Just like the first principle, we need new disciplines to let go of our personal vision. My technique was to stop bringing forward an agenda, and instead bring forward a question or idea around which I engaged and listened. Magic happened in those conversations. Every time, the shared vision or plan was significantly different and better than what I had initially imagined.
The institutional corollary is equally important.
An outside organization needs to leave its ego at the door and invite local organizations to imagine and co-create.
Co-creation is only the beginning. Collaborative processes then flow through multi-institutional design, planning, and budgeting and move on to implementation, evaluation, and redesign. The goal is for the outside organization to never seize back ownership, even in the face of mistakes.
You can consider collective action and team learning as intermediate outcomes of the program because, in truth, they both are needed for long-term success.
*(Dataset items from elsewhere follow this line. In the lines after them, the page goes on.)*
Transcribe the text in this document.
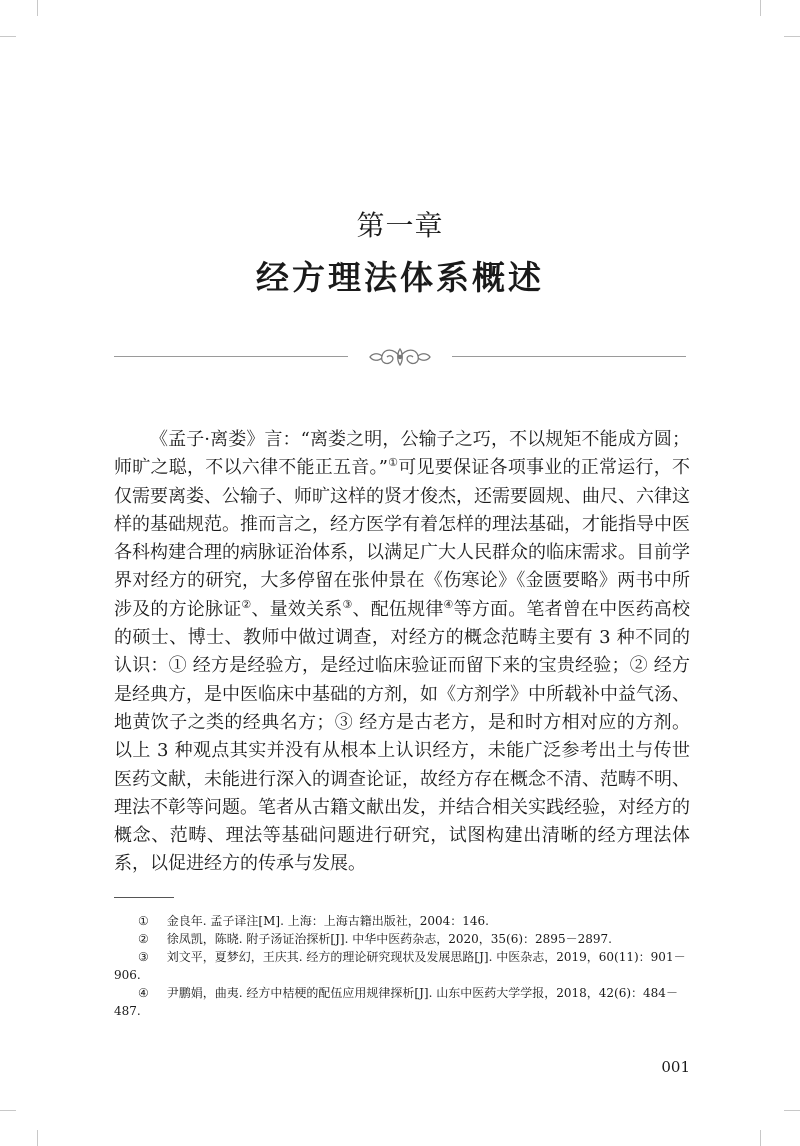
第一章
经方理法体系概述

《孟子·离娄》言：“离娄之明，公输子之巧，不以规矩不能成方圆；师旷之聪，不以六律不能正五音。”①可见要保证各项事业的正常运行，不仅需要离娄、公输子、师旷这样的贤才俊杰，还需要圆规、曲尺、六律这样的基础规范。推而言之，经方医学有着怎样的理法基础，才能指导中医各科构建合理的病脉证治体系，以满足广大人民群众的临床需求。目前学界对经方的研究，大多停留在张仲景在《伤寒论》《金匮要略》两书中所涉及的方论脉证②、量效关系③、配伍规律④等方面。笔者曾在中医药高校的硕士、博士、教师中做过调查，对经方的概念范畴主要有 3 种不同的认识：① 经方是经验方，是经过临床验证而留下来的宝贵经验；② 经方是经典方，是中医临床中基础的方剂，如《方剂学》中所载补中益气汤、地黄饮子之类的经典名方；③ 经方是古老方，是和时方相对应的方剂。以上 3 种观点其实并没有从根本上认识经方，未能广泛参考出土与传世医药文献，未能进行深入的调查论证，故经方存在概念不清、范畴不明、理法不彰等问题。笔者从古籍文献出发，并结合相关实践经验，对经方的概念、范畴、理法等基础问题进行研究，试图构建出清晰的经方理法体系，以促进经方的传承与发展。

① 金良年. 孟子译注[M]. 上海：上海古籍出版社，2004：146.
② 徐凤凯，陈晓. 附子汤证治探析[J]. 中华中医药杂志，2020，35(6)：2895－2897.
③ 刘文平，夏梦幻，王庆其. 经方的理论研究现状及发展思路[J]. 中医杂志，2019，60(11)：901－906.
④ 尹鹏娟，曲夷. 经方中桔梗的配伍应用规律探析[J]. 山东中医药大学学报，2018，42(6)：484－487.
001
Principle 3: Practice strategic patience
What was discussed above takes time. That’s why most successful collaborations follow a classic “hockey stick” results curve. Slow change occurs first, but once the magic happens, sustained results can outshine even the most ambitious plans.
At the early stages, the primary goals are to build trust, commitment, and alignment.
All three are necessary elements for success. Only at that point do team members fully reveal their respective strengths (and gaps) that will be part of sustained collective success.
I’ve learned this in other parts of my life as well. In climbing mountains, we practice strategic patience by putting the climber who is struggling the most at the front to set the pace. That gets us to our destination together, if a bit more slowly. In social change efforts, this supportive pace has enormous value by building the skills, endurance, teamwork, and relationships needed to be successful.
In sum, these three principles–leading from the back, managing personal ego, and practicing strategic patience–underpin my own “collaboration playbook.” I believe they are needed for the next generation of social change initiatives, allowing us to collectively tackle bigger challenges than we ever could alone and honoring the experience and talent that every participant brings to the table.
As you read the articles in this report, I encourage you to find your own collaboration principles and to find practical ways to plan them into your next collaborative effort.
Wishing the Posner Center Community all success!